Radakovich, who was representing the ACC and the other four Power 5 Conferences, argued that different NIL rules would destroy competitive equity in college sports. Booker wanted Radakovich to explain the differences between competitive advantages schools would get with the NIL that they are not already getting with big-time facilities and high-dollar coaching salaries, such as the advantages, he pointed out, Clemson has over most of its ACC brethren.

Below is the back-and-forth conversation between Radakovich and Booker:

Dan Radakovich: “Those were done consciously through our board of trustees, our president, the investments we have made in football have really been done with our eyes wide open. Our fan base has supported them. There are no public dollars going forward…”

Senator Cory Booker: “I am not arguing against the decisions in your university being made at all. I am a huge fan of college football. I love the sport. I talk to Coach [David] Shaw time-to-time out at Stanford. He is worth … Coach Shaw you are worth every dollar they are paying you, if not more. I am just simply saying this argument that is applied to the students, it is often a double standard because it is not applied to the millions of dollars spent from everything from the coaching staff to the facilities and more. Again, the coaches are being held to or the student are always getting the raw end of a deal. For example, I had a very famous football coach recruit me to go to their school and he was so impressed on his persuasiveness on going to that school that he left that job and went to another school and called me right up and started recruiting me for that school. I just know that students can’t transfer without having a penalty… I know you can understand. Again, I support your university making the decisions and your trustees, but this is so hypercritical and a double standard when it comes to what young athletes face vs. what universities, especially when it comes to this hallow argument of a competitive disadvantage.”

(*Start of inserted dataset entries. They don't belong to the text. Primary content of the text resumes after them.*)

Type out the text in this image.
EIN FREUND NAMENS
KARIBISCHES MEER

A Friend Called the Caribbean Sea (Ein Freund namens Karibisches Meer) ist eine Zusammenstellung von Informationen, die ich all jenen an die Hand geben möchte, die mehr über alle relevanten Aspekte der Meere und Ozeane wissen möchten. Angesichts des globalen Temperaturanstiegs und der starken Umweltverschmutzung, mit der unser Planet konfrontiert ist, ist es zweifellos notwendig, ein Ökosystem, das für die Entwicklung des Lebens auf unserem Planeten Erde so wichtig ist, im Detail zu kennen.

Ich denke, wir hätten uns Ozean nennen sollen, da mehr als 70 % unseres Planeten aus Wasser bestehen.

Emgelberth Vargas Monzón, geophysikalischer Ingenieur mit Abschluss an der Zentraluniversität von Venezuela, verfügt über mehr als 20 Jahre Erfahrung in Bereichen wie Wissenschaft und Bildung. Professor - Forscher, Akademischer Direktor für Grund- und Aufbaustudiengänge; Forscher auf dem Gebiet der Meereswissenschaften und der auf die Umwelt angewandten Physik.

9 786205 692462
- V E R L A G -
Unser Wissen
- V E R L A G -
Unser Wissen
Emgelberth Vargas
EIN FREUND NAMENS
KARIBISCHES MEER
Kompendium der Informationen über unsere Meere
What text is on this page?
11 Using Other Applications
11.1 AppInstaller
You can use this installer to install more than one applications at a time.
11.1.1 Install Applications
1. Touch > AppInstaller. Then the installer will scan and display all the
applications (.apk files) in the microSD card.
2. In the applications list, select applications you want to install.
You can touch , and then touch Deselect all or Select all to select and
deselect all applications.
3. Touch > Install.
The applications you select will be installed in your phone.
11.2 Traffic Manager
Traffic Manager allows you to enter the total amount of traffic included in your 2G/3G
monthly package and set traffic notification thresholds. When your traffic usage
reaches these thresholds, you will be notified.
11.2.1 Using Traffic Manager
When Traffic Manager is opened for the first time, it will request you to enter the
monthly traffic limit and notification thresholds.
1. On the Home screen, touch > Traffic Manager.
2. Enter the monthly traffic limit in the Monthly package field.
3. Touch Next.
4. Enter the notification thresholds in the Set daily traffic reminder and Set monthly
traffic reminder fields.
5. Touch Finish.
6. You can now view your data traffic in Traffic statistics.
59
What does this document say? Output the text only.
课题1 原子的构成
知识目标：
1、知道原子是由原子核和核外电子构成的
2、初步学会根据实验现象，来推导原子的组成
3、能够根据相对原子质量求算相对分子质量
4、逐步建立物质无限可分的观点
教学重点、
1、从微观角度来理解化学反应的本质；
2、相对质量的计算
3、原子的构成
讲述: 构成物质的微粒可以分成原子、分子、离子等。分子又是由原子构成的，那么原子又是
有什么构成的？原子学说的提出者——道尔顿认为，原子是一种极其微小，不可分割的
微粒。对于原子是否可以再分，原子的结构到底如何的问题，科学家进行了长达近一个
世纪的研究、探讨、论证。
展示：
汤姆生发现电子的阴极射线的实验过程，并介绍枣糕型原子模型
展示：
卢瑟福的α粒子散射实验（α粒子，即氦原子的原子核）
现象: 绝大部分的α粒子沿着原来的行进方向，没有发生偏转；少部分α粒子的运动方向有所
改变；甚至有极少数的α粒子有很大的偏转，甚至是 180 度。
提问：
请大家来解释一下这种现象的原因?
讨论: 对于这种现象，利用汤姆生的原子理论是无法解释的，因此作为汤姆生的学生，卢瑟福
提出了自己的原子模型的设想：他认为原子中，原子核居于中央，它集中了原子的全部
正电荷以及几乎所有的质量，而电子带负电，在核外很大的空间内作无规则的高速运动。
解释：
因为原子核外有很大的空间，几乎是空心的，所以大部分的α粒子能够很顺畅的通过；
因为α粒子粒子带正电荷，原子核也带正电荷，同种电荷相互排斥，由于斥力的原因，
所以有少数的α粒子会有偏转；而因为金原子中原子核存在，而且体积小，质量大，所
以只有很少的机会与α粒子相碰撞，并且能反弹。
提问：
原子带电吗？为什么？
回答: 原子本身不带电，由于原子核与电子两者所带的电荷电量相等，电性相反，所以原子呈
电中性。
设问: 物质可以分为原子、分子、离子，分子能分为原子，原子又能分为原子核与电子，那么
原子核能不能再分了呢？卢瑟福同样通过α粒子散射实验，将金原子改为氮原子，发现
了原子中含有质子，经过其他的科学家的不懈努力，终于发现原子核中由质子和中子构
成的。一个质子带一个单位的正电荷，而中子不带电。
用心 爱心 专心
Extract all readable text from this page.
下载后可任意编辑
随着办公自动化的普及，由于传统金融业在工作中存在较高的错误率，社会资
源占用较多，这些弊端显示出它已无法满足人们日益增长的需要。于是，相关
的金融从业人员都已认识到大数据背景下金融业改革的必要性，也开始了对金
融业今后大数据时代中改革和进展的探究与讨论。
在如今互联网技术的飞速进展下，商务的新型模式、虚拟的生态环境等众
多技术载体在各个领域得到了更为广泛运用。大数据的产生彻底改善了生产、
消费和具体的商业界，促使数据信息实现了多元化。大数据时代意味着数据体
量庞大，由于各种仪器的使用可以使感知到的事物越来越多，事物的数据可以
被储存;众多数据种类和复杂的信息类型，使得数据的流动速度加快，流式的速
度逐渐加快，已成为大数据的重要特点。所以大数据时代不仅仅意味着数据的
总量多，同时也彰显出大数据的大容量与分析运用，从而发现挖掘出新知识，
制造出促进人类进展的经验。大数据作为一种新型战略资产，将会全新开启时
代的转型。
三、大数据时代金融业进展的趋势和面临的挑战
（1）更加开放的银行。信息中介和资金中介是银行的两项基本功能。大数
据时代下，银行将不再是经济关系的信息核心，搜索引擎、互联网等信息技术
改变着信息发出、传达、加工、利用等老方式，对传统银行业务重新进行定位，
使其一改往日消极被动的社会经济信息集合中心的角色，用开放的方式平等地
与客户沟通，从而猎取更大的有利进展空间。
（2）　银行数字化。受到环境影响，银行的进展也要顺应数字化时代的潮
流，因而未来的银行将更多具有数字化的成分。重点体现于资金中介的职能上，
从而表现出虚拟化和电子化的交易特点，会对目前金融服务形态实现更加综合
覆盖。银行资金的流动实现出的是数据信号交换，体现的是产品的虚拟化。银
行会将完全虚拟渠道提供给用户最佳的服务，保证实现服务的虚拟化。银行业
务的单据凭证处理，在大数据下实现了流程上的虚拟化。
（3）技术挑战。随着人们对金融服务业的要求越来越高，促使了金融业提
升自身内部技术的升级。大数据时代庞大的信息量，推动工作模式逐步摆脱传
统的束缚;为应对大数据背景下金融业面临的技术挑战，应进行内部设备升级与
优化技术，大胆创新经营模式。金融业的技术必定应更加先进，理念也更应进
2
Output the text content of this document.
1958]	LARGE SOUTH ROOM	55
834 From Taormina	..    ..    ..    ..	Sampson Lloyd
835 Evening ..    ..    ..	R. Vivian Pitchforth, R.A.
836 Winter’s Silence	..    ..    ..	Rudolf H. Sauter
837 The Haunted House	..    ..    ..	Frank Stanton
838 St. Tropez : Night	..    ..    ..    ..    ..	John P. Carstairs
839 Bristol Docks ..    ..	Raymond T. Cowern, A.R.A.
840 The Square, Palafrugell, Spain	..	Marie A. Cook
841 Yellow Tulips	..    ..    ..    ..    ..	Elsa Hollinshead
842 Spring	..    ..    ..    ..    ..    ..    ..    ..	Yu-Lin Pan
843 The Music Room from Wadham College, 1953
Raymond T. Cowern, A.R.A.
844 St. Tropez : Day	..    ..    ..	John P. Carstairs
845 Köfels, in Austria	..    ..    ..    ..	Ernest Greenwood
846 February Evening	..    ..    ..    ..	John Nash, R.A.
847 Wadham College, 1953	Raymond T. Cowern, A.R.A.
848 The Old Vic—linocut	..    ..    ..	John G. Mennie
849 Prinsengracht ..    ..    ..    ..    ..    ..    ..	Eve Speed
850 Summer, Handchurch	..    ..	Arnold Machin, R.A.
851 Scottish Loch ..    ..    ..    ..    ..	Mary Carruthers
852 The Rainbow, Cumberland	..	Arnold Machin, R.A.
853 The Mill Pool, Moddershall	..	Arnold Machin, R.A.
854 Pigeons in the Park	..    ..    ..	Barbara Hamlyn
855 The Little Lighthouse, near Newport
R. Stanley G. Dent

Dan Radakovich: “Well then we are talking about the transfer legislation, Senator Booker, I think President Emmert talked about that and we have been supportive of that.”

Senator Cory Booker: “I want to get you to say that this idea that coaches can have a competitive disadvantage with one paid nine million dollars and another one paid two. But students, that competitive disadvantage, it seems within your league that you are concerned about the coaches’ competitive disadvantage.”

Dan Radakovich: “I think maybe I am not understanding your question and I will try my best. I think that the student-athletes and the NIL legislation that we are trying to put forward will allow them in the marketplace to capitalize to whatever the market opportunities that are available to them. Just like coaches, I think, have the ability to capitalize inside the marketplace for college football coaches or college basketball coaches. We want to be able to move forward and give student-athletes the opportunity to do that with their name, image and likeness and I think that is one of the reasons why we wanted to forward this particular group of guidelines and this principle package from the A5 Conferences.”

Senator Cory Booker: “I want to say this in conclusion. I don’t think I have a problem with Senator Graham, but I may have a problem with my dear friend Tim Scott. I love Clemson. I respect the work you do and as you said, and this is the Stanford philosophy as well, you are supporting a lot of athletes. The tragedy of this COVID crisis, as I think you might have read, Mr. Chairman, is that Stanford has had to end a lot of its sports because without the football revenue, without the basketball revenue, it is not… I really respect, especially athletic directors like you, who are really dedicated to your athletes. I am just trying to get, as the Chairman said, and I think we are actually going to create a lot of black partisan strength in just making sure the obvious thing is to protect athletes while helping with education. I am really encouraged because Senator Graham and I have a long history of getting stuff done.”